Alors que les deux partis majeurs continuent à laisser en plan les intérêts des travailleurs, la gauche doit soit prendre l’initiative, soit l’abandonner à une droite de plus en plus forte. Au lieu qu’on vive un temps où jamais avant cela il n’avait été si nécessaire de soutenir les démocrates comme moindre et de leur donner un mandat extraordinaire au pouvoir, on viut aujourd’hui un temps où il convient de tirer profit de la perte de légitimité de la classe dirigeante pour articuler une initiative de gauche.

Adopter une initiative de gauche, malgré la perte de légitimité des élites dirigeantes, constitue un défi. Avec une victoire républicaine, la gauche a historiquement été absorbée dans une résistance qui se transforme en assistance au cimetière des mouvements sociaux qu’est le Parti démocrate. Avec une victoire démocratique, l’illusion de l’espoir et celle de dire que tout vaut mieux sont de fausses excuses pour « donner sa chance à Biden ». Après avoir fait campagne en faveur du démocrate, il sera problématique pour ces mêmes forces de gauche d’opérer une volte-face et de le combattre. Quant à la gauche électorale indépendante, la sévérité accrue des conditions d’enregistrement des partis, imposée récemment par les démocrates, laissent présager moins de choix à la gauche lors des élections à venir.

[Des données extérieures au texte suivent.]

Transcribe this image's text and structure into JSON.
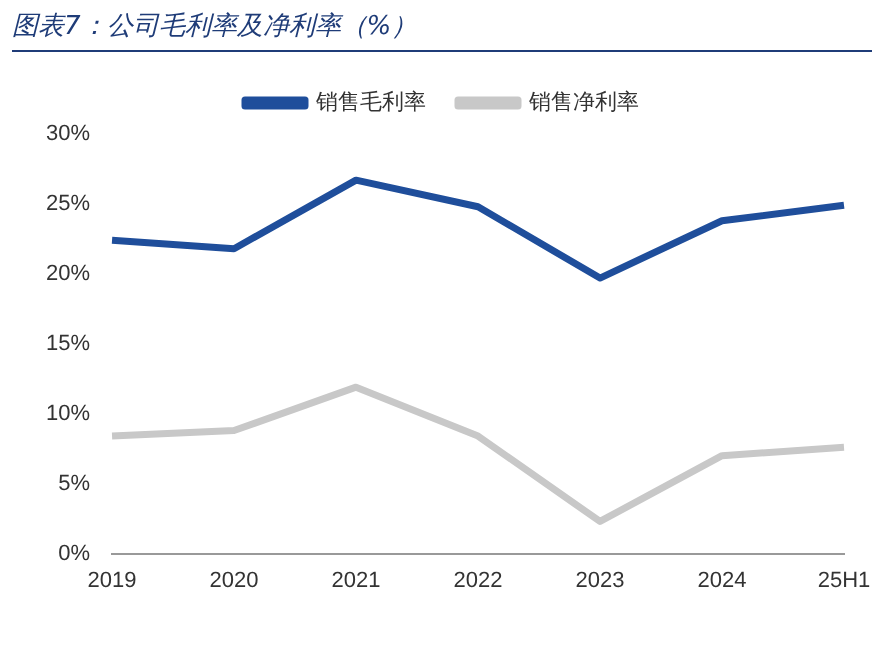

Toutefois, la majorité des travailleurs soutiennent un agenda progressiste, lequel a été ignoré et supprimé par le duopole :

  • Une approche réelle et efficace du réchauffement climatique
  • La sécurité vis-à-vis du Covid plutôt que la sauvegarde de l’activité économique et le secours à l’économie
  • La fin définitive des guerres et des sanctions, dans un même temps que la désescalade dans la menace de conflagration nucléaire
  • Un programme national de soins de santé selon le modèle de Medicare
  • L’opposition à la militarisation de la police et la sauvegarde des libertés civiques
  • La réduction de l’inégalité des revenus, des lois antitrust plus fortes et une juste imposition de la richesse.

Tels étaient quelques-uns des problèmes critiques qui ont été perdus de vie dans le théâtre politique distrayant de la campagne de 2020 et qui constituent la base d’un renouveau de l’initiative de gauche.